The energy of a simple Pendulum =mgh + ½ mv2
The energy formula states that total energy equal to sum of kinetic energy (½ mass times velocity squared) and potential energy ( weight multiplied by height and height equals diameter plus twice thickness).
The energy of the simple pendulum is in conserved form. We can’t make it do any work because its potential energy is determined by its height – we can shift it only with a small force, and the bob will not fall. We can increase the height, but it’s still impossible to do work. The important thing to note is that all the energy of a simple pendulum system is contained in either kinetic or potential energy.
In particular, the energy of the simple pendulum is fixed by Newton’s third law of motion, which implies that according to the conservation of energy, there is no exchange of any forms of energy between the pendulum (or other objects), and this is true for all systems that undergo simple harmonic oscillations.
Time Period Formula for Pendulum
The time period formula for a pendulum gives us a way to figure out a pendulum’s period if we know its length and weight.

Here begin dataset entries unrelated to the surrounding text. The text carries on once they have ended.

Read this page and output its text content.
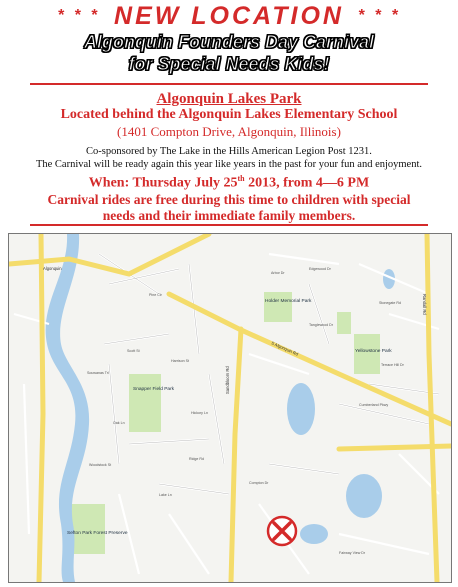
* * * NEW LOCATION * * *
Algonquin Founders Day Carnival
for Special Needs Kids!
Algonquin Lakes Park
Located behind the Algonquin Lakes Elementary School
(1401 Compton Drive, Algonquin, Illinois)
Co-sponsored by The Lake in the Hills American Legion Post 1231.
The Carnival will be ready again this year like years in the past for your fun and enjoyment.
When: Thursday July 25th 2013, from 4—6 PM
Carnival rides are free during this time to children with special
needs and their immediate family members.
Algonquin
Snapper Field Park
Holder Memorial Park
Yellowstone Park
Sefton Park Forest Preserve
S Algonquin Rd
Sandbloom Rd
Randall Rd
Scott St
Harrison St
Souwanas Trl
Compton Dr
Edgewood Dr
Cumberland Pkwy
Woodstock St
Pine Cir
Ridge Rd
Stonegate Rd
Tanglewood Dr
Lake Ln
Terrace Hill Dr
Hickory Ln
Fairway View Dr
Arbor Dr
Oak Ln
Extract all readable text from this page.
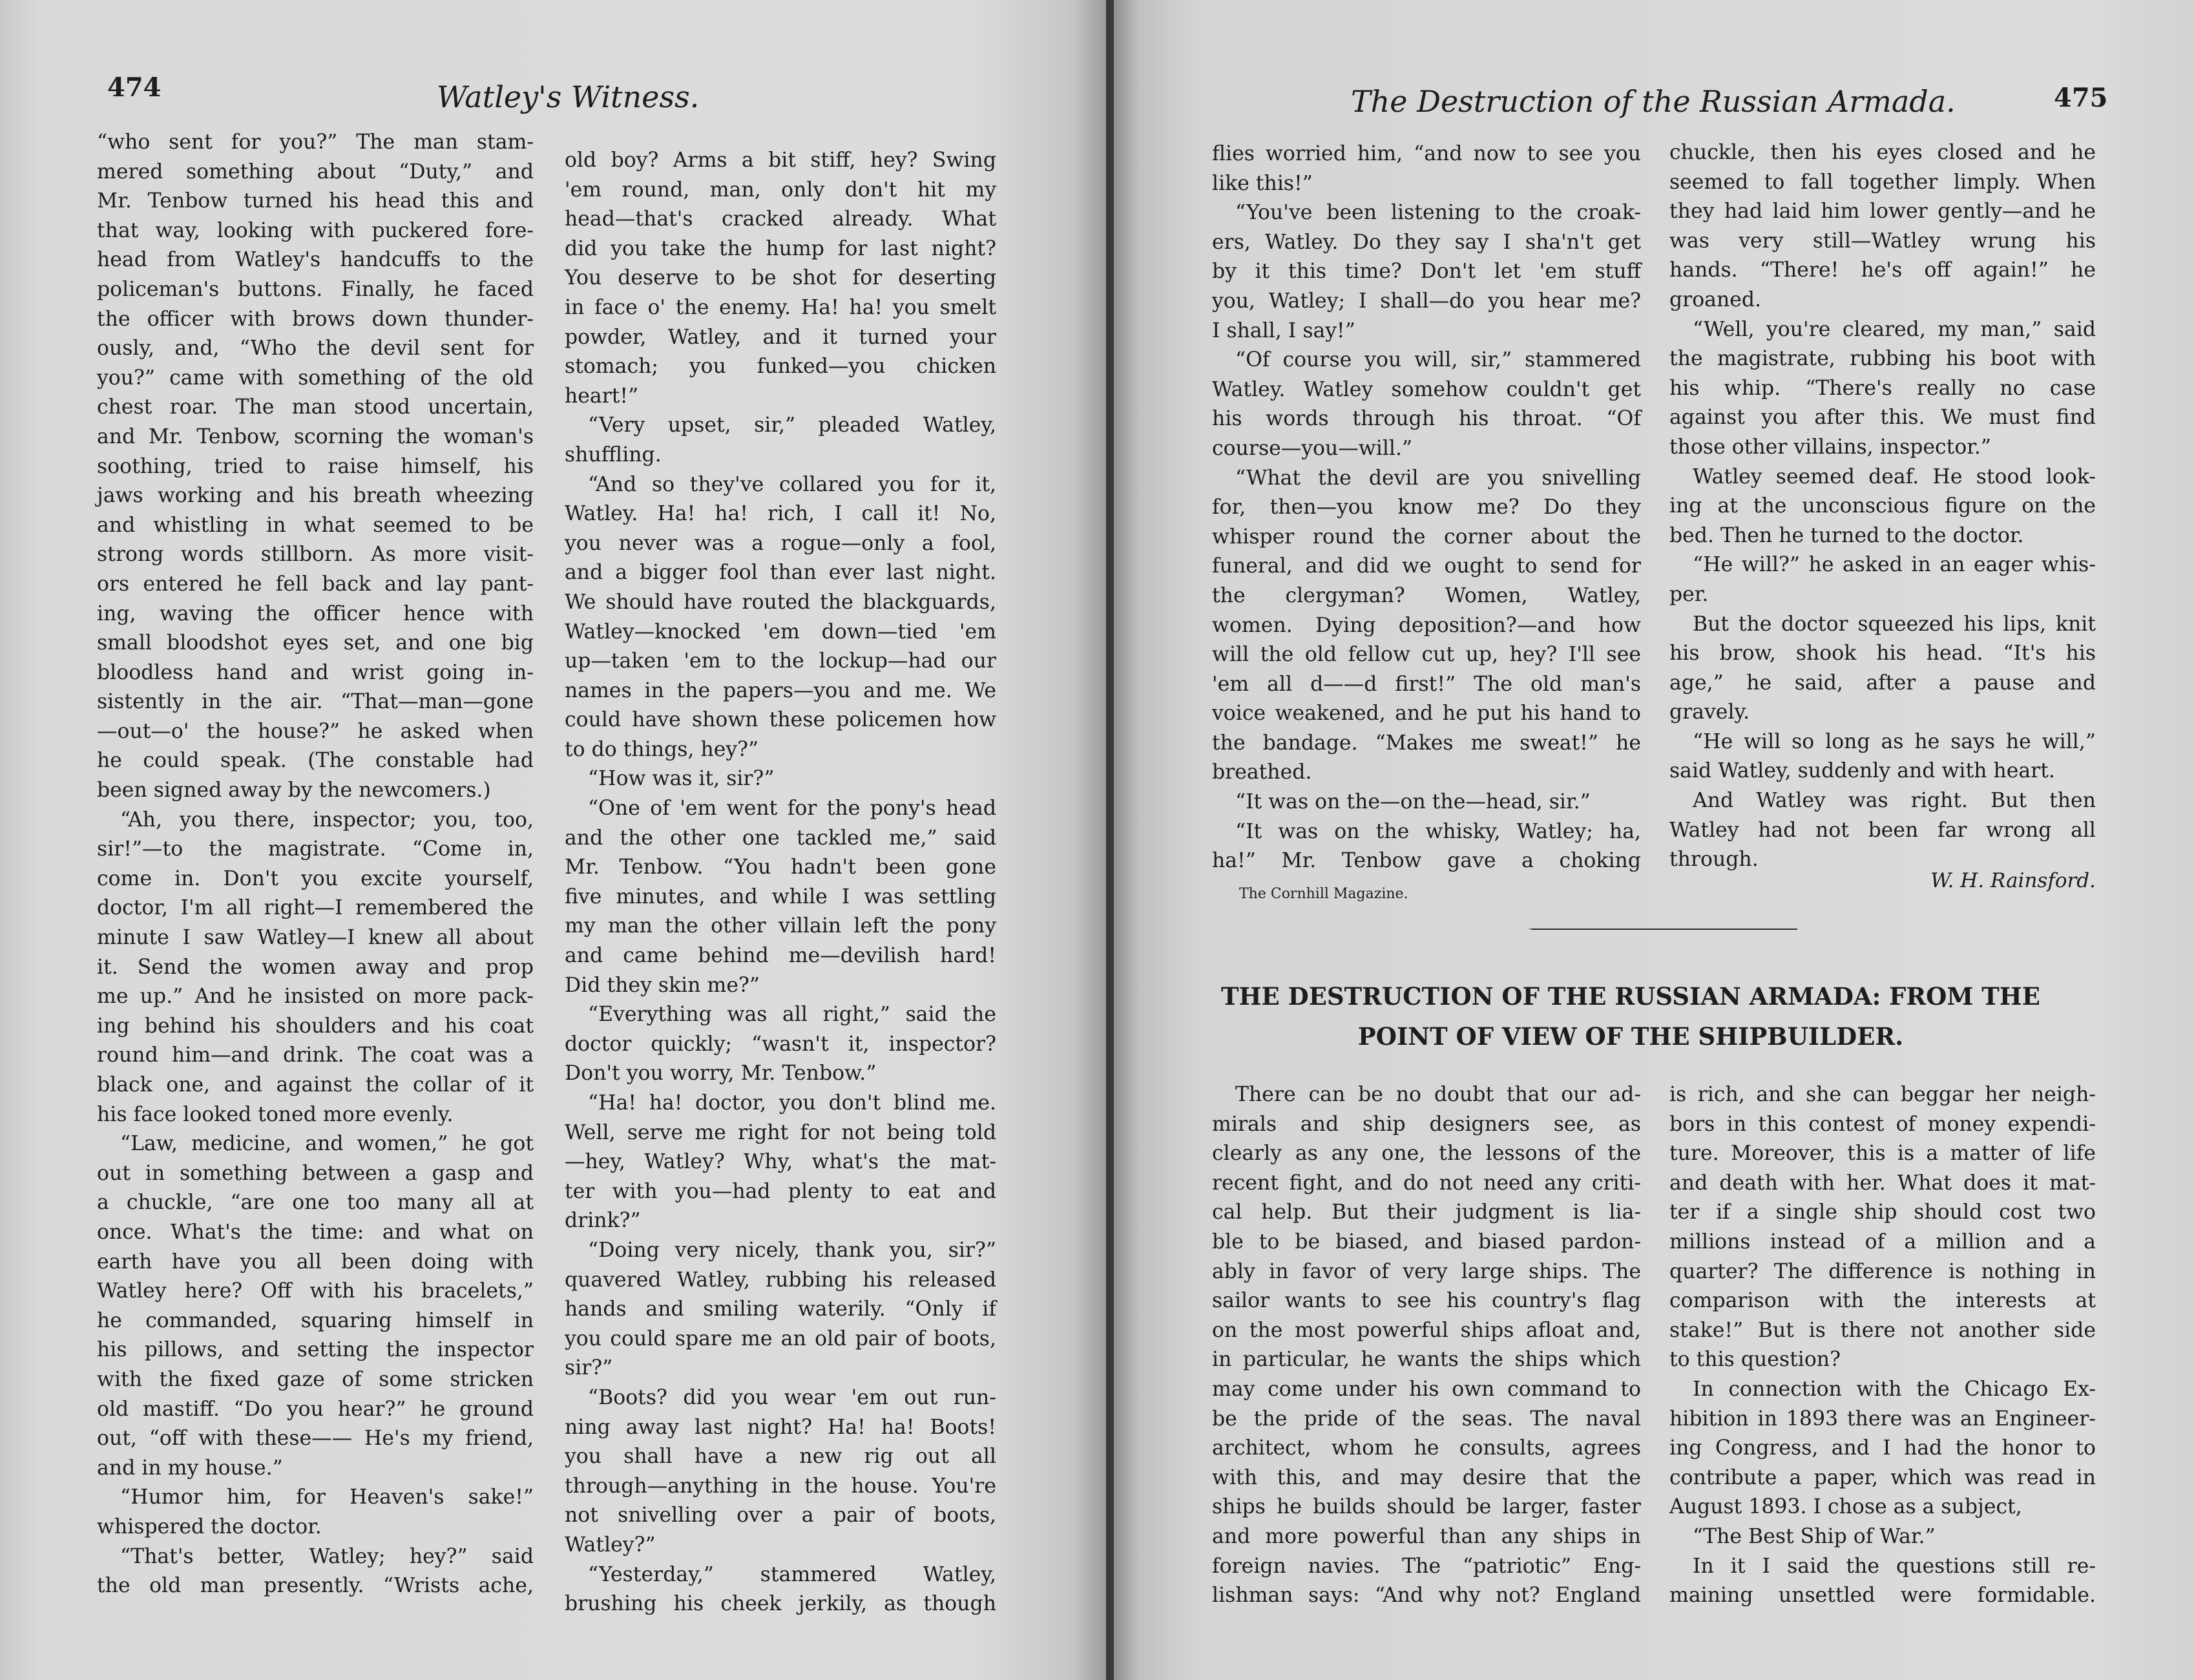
474	Watley's Witness.
“who sent for you?” The man stam-
mered something about “Duty,” and
Mr. Tenbow turned his head this and
that way, looking with puckered fore-
head from Watley's handcuffs to the
policeman's buttons. Finally, he faced
the officer with brows down thunder-
ously, and, “Who the devil sent for
you?” came with something of the old
chest roar. The man stood uncertain,
and Mr. Tenbow, scorning the woman's
soothing, tried to raise himself, his
jaws working and his breath wheezing
and whistling in what seemed to be
strong words stillborn. As more visit-
ors entered he fell back and lay pant-
ing, waving the officer hence with
small bloodshot eyes set, and one big
bloodless hand and wrist going in-
sistently in the air. “That—man—gone
—out—o' the house?” he asked when
he could speak. (The constable had
been signed away by the newcomers.)
“Ah, you there, inspector; you, too,
sir!”—to the magistrate. “Come in,
come in. Don't you excite yourself,
doctor, I'm all right—I remembered the
minute I saw Watley—I knew all about
it. Send the women away and prop
me up.” And he insisted on more pack-
ing behind his shoulders and his coat
round him—and drink. The coat was a
black one, and against the collar of it
his face looked toned more evenly.
“Law, medicine, and women,” he got
out in something between a gasp and
a chuckle, “are one too many all at
once. What's the time: and what on
earth have you all been doing with
Watley here? Off with his bracelets,”
he commanded, squaring himself in
his pillows, and setting the inspector
with the fixed gaze of some stricken
old mastiff. “Do you hear?” he ground
out, “off with these—— He's my friend,
and in my house.”
“Humor him, for Heaven's sake!”
whispered the doctor.
“That's better, Watley; hey?” said
the old man presently. “Wrists ache,
old boy? Arms a bit stiff, hey? Swing
'em round, man, only don't hit my
head—that's cracked already. What
did you take the hump for last night?
You deserve to be shot for deserting
in face o' the enemy. Ha! ha! you smelt
powder, Watley, and it turned your
stomach; you funked—you chicken
heart!”
“Very upset, sir,” pleaded Watley,
shuffling.
“And so they've collared you for it,
Watley. Ha! ha! rich, I call it! No,
you never was a rogue—only a fool,
and a bigger fool than ever last night.
We should have routed the blackguards,
Watley—knocked 'em down—tied 'em
up—taken 'em to the lockup—had our
names in the papers—you and me. We
could have shown these policemen how
to do things, hey?”
“How was it, sir?”
“One of 'em went for the pony's head
and the other one tackled me,” said
Mr. Tenbow. “You hadn't been gone
five minutes, and while I was settling
my man the other villain left the pony
and came behind me—devilish hard!
Did they skin me?”
“Everything was all right,” said the
doctor quickly; “wasn't it, inspector?
Don't you worry, Mr. Tenbow.”
“Ha! ha! doctor, you don't blind me.
Well, serve me right for not being told
—hey, Watley? Why, what's the mat-
ter with you—had plenty to eat and
drink?”
“Doing very nicely, thank you, sir?”
quavered Watley, rubbing his released
hands and smiling waterily. “Only if
you could spare me an old pair of boots,
sir?”
“Boots? did you wear 'em out run-
ning away last night? Ha! ha! Boots!
you shall have a new rig out all
through—anything in the house. You're
not snivelling over a pair of boots,
Watley?”
“Yesterday,” stammered Watley,
brushing his cheek jerkily, as though
The Destruction of the Russian Armada.	475
flies worried him, “and now to see you
like this!”
“You've been listening to the croak-
ers, Watley. Do they say I sha'n't get
by it this time? Don't let 'em stuff
you, Watley; I shall—do you hear me?
I shall, I say!”
“Of course you will, sir,” stammered
Watley. Watley somehow couldn't get
his words through his throat. “Of
course—you—will.”
“What the devil are you snivelling
for, then—you know me? Do they
whisper round the corner about the
funeral, and did we ought to send for
the clergyman? Women, Watley,
women. Dying deposition?—and how
will the old fellow cut up, hey? I'll see
'em all d——d first!” The old man's
voice weakened, and he put his hand to
the bandage. “Makes me sweat!” he
breathed.
“It was on the—on the—head, sir.”
“It was on the whisky, Watley; ha,
ha!” Mr. Tenbow gave a choking
The Cornhill Magazine.
chuckle, then his eyes closed and he
seemed to fall together limply. When
they had laid him lower gently—and he
was very still—Watley wrung his
hands. “There! he's off again!” he
groaned.
“Well, you're cleared, my man,” said
the magistrate, rubbing his boot with
his whip. “There's really no case
against you after this. We must find
those other villains, inspector.”
Watley seemed deaf. He stood look-
ing at the unconscious figure on the
bed. Then he turned to the doctor.
“He will?” he asked in an eager whis-
per.
But the doctor squeezed his lips, knit
his brow, shook his head. “It's his
age,” he said, after a pause and
gravely.
“He will so long as he says he will,”
said Watley, suddenly and with heart.
And Watley was right. But then
Watley had not been far wrong all
through.
W. H. Rainsford.
THE DESTRUCTION OF THE RUSSIAN ARMADA: FROM THE
POINT OF VIEW OF THE SHIPBUILDER.
There can be no doubt that our ad-
mirals and ship designers see, as
clearly as any one, the lessons of the
recent fight, and do not need any criti-
cal help. But their judgment is lia-
ble to be biased, and biased pardon-
ably in favor of very large ships. The
sailor wants to see his country's flag
on the most powerful ships afloat and,
in particular, he wants the ships which
may come under his own command to
be the pride of the seas. The naval
architect, whom he consults, agrees
with this, and may desire that the
ships he builds should be larger, faster
and more powerful than any ships in
foreign navies. The “patriotic” Eng-
lishman says: “And why not? England
is rich, and she can beggar her neigh-
bors in this contest of money expendi-
ture. Moreover, this is a matter of life
and death with her. What does it mat-
ter if a single ship should cost two
millions instead of a million and a
quarter? The difference is nothing in
comparison with the interests at
stake!” But is there not another side
to this question?
In connection with the Chicago Ex-
hibition in 1893 there was an Engineer-
ing Congress, and I had the honor to
contribute a paper, which was read in
August 1893. I chose as a subject,
“The Best Ship of War.”
In it I said the questions still re-
maining unsettled were formidable.
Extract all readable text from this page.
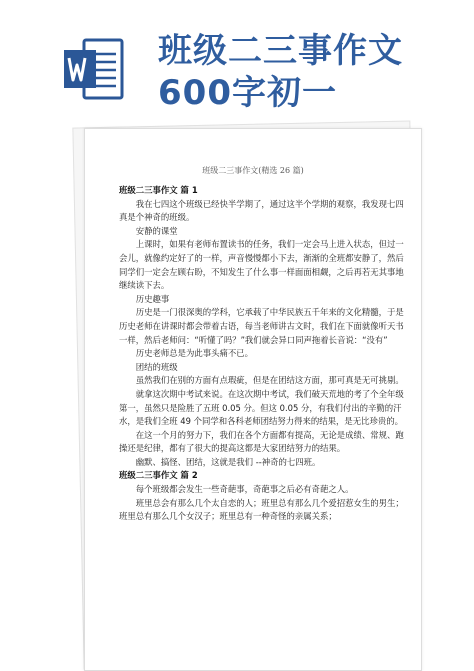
班级二三事作文600字初一
班级二三事作文(精选 26 篇)

班级二三事作文 篇 1

我在七四这个班级已经快半学期了，通过这半个学期的观察，我发现七四真是个神奇的班级。

安静的课堂

上课时，如果有老师布置读书的任务，我们一定会马上进入状态，但过一会儿，就像约定好了的一样，声音慢慢都小下去，渐渐的全班都安静了，然后同学们一定会左顾右盼，不知发生了什么事一样面面相觑，之后再若无其事地继续读下去。

历史趣事

历史是一门很深奥的学科，它承载了中华民族五千年来的文化精髓，于是历史老师在讲课时都会带着古语，每当老师讲古文时，我们在下面就像听天书一样，然后老师问：“听懂了吗？”我们就会异口同声拖着长音说：“没有”

历史老师总是为此事头痛不已。

团结的班级

虽然我们在别的方面有点瑕疵，但是在团结这方面，那可真是无可挑剔。

就拿这次期中考试来说。在这次期中考试，我们破天荒地的考了个全年级第一，虽然只是险胜了五班 0.05 分。但这 0.05 分，有我们付出的辛勤的汗水，是我们全班 49 个同学和各科老师团结努力得来的结果，是无比珍贵的。

在这一个月的努力下，我们在各个方面都有提高，无论是成绩、常规、跑操还是纪律，都有了很大的提高这都是大家团结努力的结果。

幽默、搞怪、团结，这就是我们 --神奇的七四班。

班级二三事作文 篇 2

每个班级都会发生一些奇葩事，奇葩事之后必有奇葩之人。

班里总会有那么几个太自恋的人；班里总有那么几个爱招惹女生的男生；班里总有那么几个女汉子；班里总有一种奇怪的亲属关系；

The formula of time period: T = 2π√(L/g)
Where:
T is the time period that is twice the length of a full cycle. T is measured in seconds.
L is the length of string (from pivot to the point on the string directly under the bob).
g is the acceleration due to gravity, which is 9.81 m/s².
Moment of Inertia
Consider a simple pendulum with a mass of 10 grams hanging from its pivot point on a hinge. The pendulum’s angle from the bottom (that is, angular position) to its pivot point, with the hinge at rest, will be zero degrees.
To find the moment of inertia (mass times length squared), we take the square root of (mass)2/l.
Conclusion
The energy of a simple pendulum is not constant, but it depends on the mass and length of the pendulum.
The energy formula of a simple pendulum is the total potential energy, kinetic energy, and mechanical energy.
About a simple pendulum, an important difference between mass and length of weight is that when you take up a pendulum from its resting position, you have to make it swing so that energy will be transformed into kinetic energy. The time period formula for the pendulum gives us an arithmetical definition of the period of the simple pendulum.